Why is Freedom Good?

So I've been listening to some podcasts from FIRE. I was thinking, why do we think freedom of speech, of the press, and academic freedom, are valuable things? There are some great interviews here, including a fascinating 2-hour one with the former director of the ACLU Ira Glasser, and another by with Jonathan Rausch, the author of Kindly Inquisitors. Yes, there are conservative and libertarian defenses of free speech along with moderate, liberal, and left-leaning ones here. Actually, it won't kill you to hear a defense from the opposite side of the spectrum from where you are. When was the last time you learned from someone that you completely agreed with?  

So why are these good things?  That the question actually needs to be answered, rather than taken for granted, is the first thing I learned from these conversations. So this is not a dumb question.

1. First of all, freedom itself is a good thing, in general. We know this because restrictions have to be justified. For example, if Congress passed a law to say that composers could not compose in Db Minor, you might object because there is no compelling interest for the state to do this.  Someone telling you what to do has to have a good reason for doing so.  We value freedom because we hate arbitrary constraints, and even justifications of constraints have a paradoxical cast to them: "Nuns fret not..." (Wordsworth). Also, people have great urges to restrict other people's freedom in numerous ways, so it not just that freedom is good, but that it must be protected.  

2. Freedom of thought and its expression seems very a basic kind of freedom, because it encompasses almost everything basic to human life. It includes religion, politics, literature, and almost everything else.

3. My father once told me that freedom of the press was originally based on the idea that the king could not execute an advisor who gave him advice he didn't like. I don't know if that is true, but freedom seems key to healthy politics of any kind, not just good governance, but the freedom to participate in it. Just imagine saying, "yes, you can participate in politics as actively as you want, but just not through expressing an opinion."
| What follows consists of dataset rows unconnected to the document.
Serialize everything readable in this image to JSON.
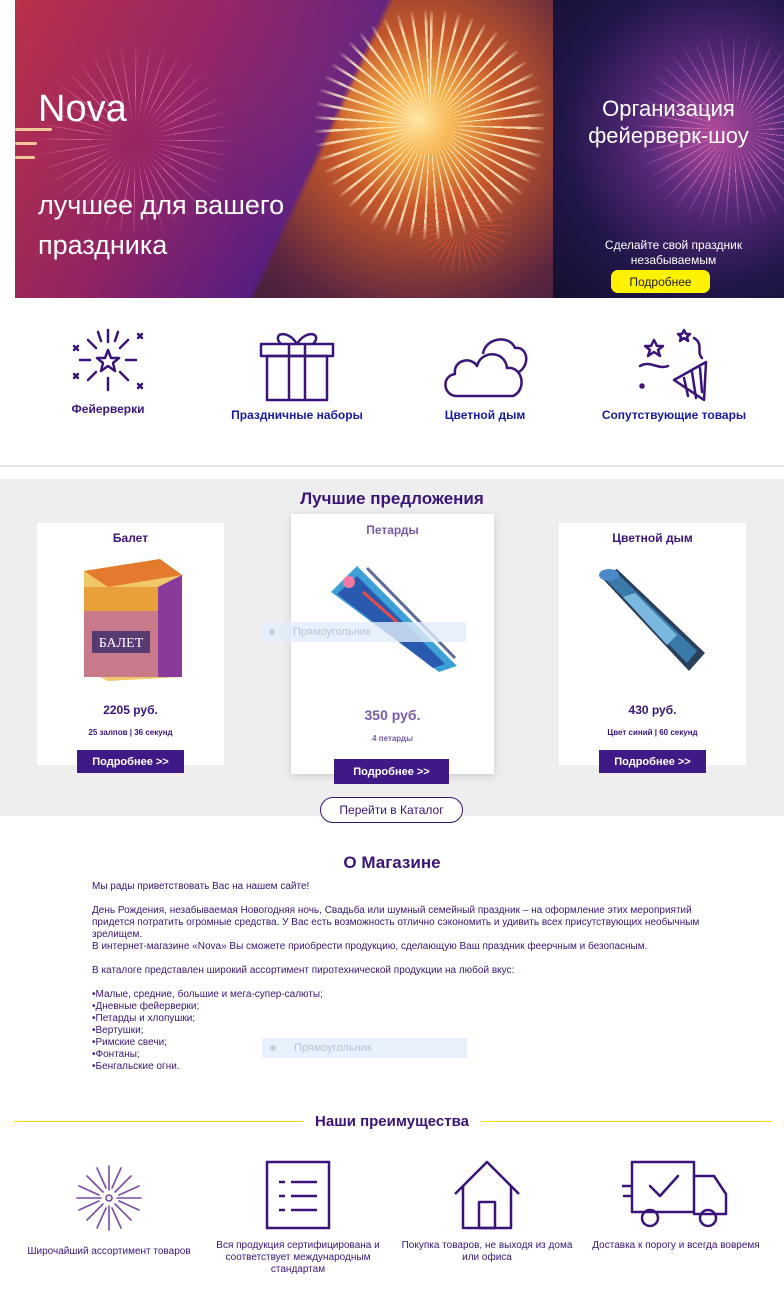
{
  "hero": {
    "brand": "Nova",
    "subtitle": "лучшее для вашего праздника"
  },
  "promo": {
    "title": "Организация фейерверк-шоу",
    "text": "Сделайте свой праздник незабываемым",
    "button": "Подробнее"
  },
  "categories": [
    {
      "label": "Фейерверки",
      "icon": "fireworks-icon"
    },
    {
      "label": "Праздничные наборы",
      "icon": "gift-icon"
    },
    {
      "label": "Цветной дым",
      "icon": "cloud-icon"
    },
    {
      "label": "Сопутствующие товары",
      "icon": "party-popper-icon"
    }
  ],
  "offers": {
    "title": "Лучшие предложения",
    "cards": [
      {
        "name": "Балет",
        "price": "2205 руб.",
        "desc": "25 залпов | 36 секунд",
        "button": "Подробнее >>"
      },
      {
        "name": "Петарды",
        "price": "350 руб.",
        "desc": "4 петарды",
        "button": "Подробнее >>"
      },
      {
        "name": "Цветной дым",
        "price": "430 руб.",
        "desc": "Цвет синий | 60 секунд",
        "button": "Подробнее >>"
      }
    ],
    "overlay_label": "Прямоугольник",
    "catalog_button": "Перейти в Каталог"
  },
  "about": {
    "title": "О Магазине",
    "greeting": "Мы рады приветствовать Вас на нашем сайте!",
    "para1": "День Рождения, незабываемая Новогодняя ночь, Свадьба или шумный семейный праздник – на оформление этих мероприятий придется потратить огромные средства. У Вас есть возможность отлично сэкономить и удивить всех присутствующих необычным зрелищем.",
    "para2": "В интернет-магазине «Nova» Вы сможете приобрести продукцию, сделающую Ваш праздник феерчным и безопасным.",
    "para3": "В каталоге представлен широкий ассортимент пиротехнической продукции на любой вкус:",
    "list": [
      "•Малые, средние, большие и мега-супер-салюты;",
      "•Дневные фейерверки;",
      "•Петарды и хлопушки;",
      "•Вертушки;",
      "•Римские свечи;",
      "•Фонтаны;",
      "•Бенгальские огни."
    ],
    "overlay_label": "Прямоугольник"
  },
  "advantages": {
    "title": "Наши преимущества",
    "items": [
      {
        "label": "Широчайший ассортимент товаров",
        "icon": "sparkle-icon"
      },
      {
        "label": "Вся продукция сертифицирована и соответствует международным стандартам",
        "icon": "checklist-icon"
      },
      {
        "label": "Покупка товаров, не выходя из дома или офиса",
        "icon": "house-icon"
      },
      {
        "label": "Доставка к порогу и всегда вовремя",
        "icon": "delivery-truck-icon"
      }
    ]
  },
  "colors": {
    "brand_purple": "#3a1478",
    "button_purple": "#3f1a86",
    "promo_yellow": "#fff200"
  }
}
4.  Civil Rights movements gained their gains by talking about their causes, making persuasive arguments.  This is what Rausch, who is gay and Jewish, claims in his interview. Arguments against gay rights were not suppressed by the government, but just lost out to better arguments.  Other kinds of freedoms, then, resulted from a debate in which those reactionary arguments were allowable.    

5.  The scientific method itself, the idea that we can learn things about reality, depends on the ability to correct other people's opinions (this is also a paraphrase of Rausch).  Freedom of expression is an epistemological principle, not just a mere convenience or feel-good idea.

6. The idea that freedom of speech only protects powerful white males is not true. As one of the interviewees points out (Alice Dreger) a woman who resigned from Northwestern due to censorship), many feminists have been targeted by the kind of witch-hunts we've seen recently with Tuvel. This is because a white male doing some boring research on a medieval poet and raising no controversy is not as likely to draw attention as someone doing edgy work on contemporary identity politics and making a perceived misstep. Dreger's case was about publishing an article in a journal she edited about a disabled man getting a blowjob from a nurse, for example.  Restrictions on speech are more likely to affect disability studies than medieval poetry.  

7.  We shouldn't, then, concede issues of academic freedom to the right, and on the left be mostly perceived as anti-freedom. We don't really need censorship if our arguments are good enough. The argument against political correctness once seemed a mere vestige of the culture wars, and many of the notorious cases seemed cooked up. But freedom of expression should be a value held by everyone interested in healthy politics and the pursuit of knowledge, whatever their political persuasion.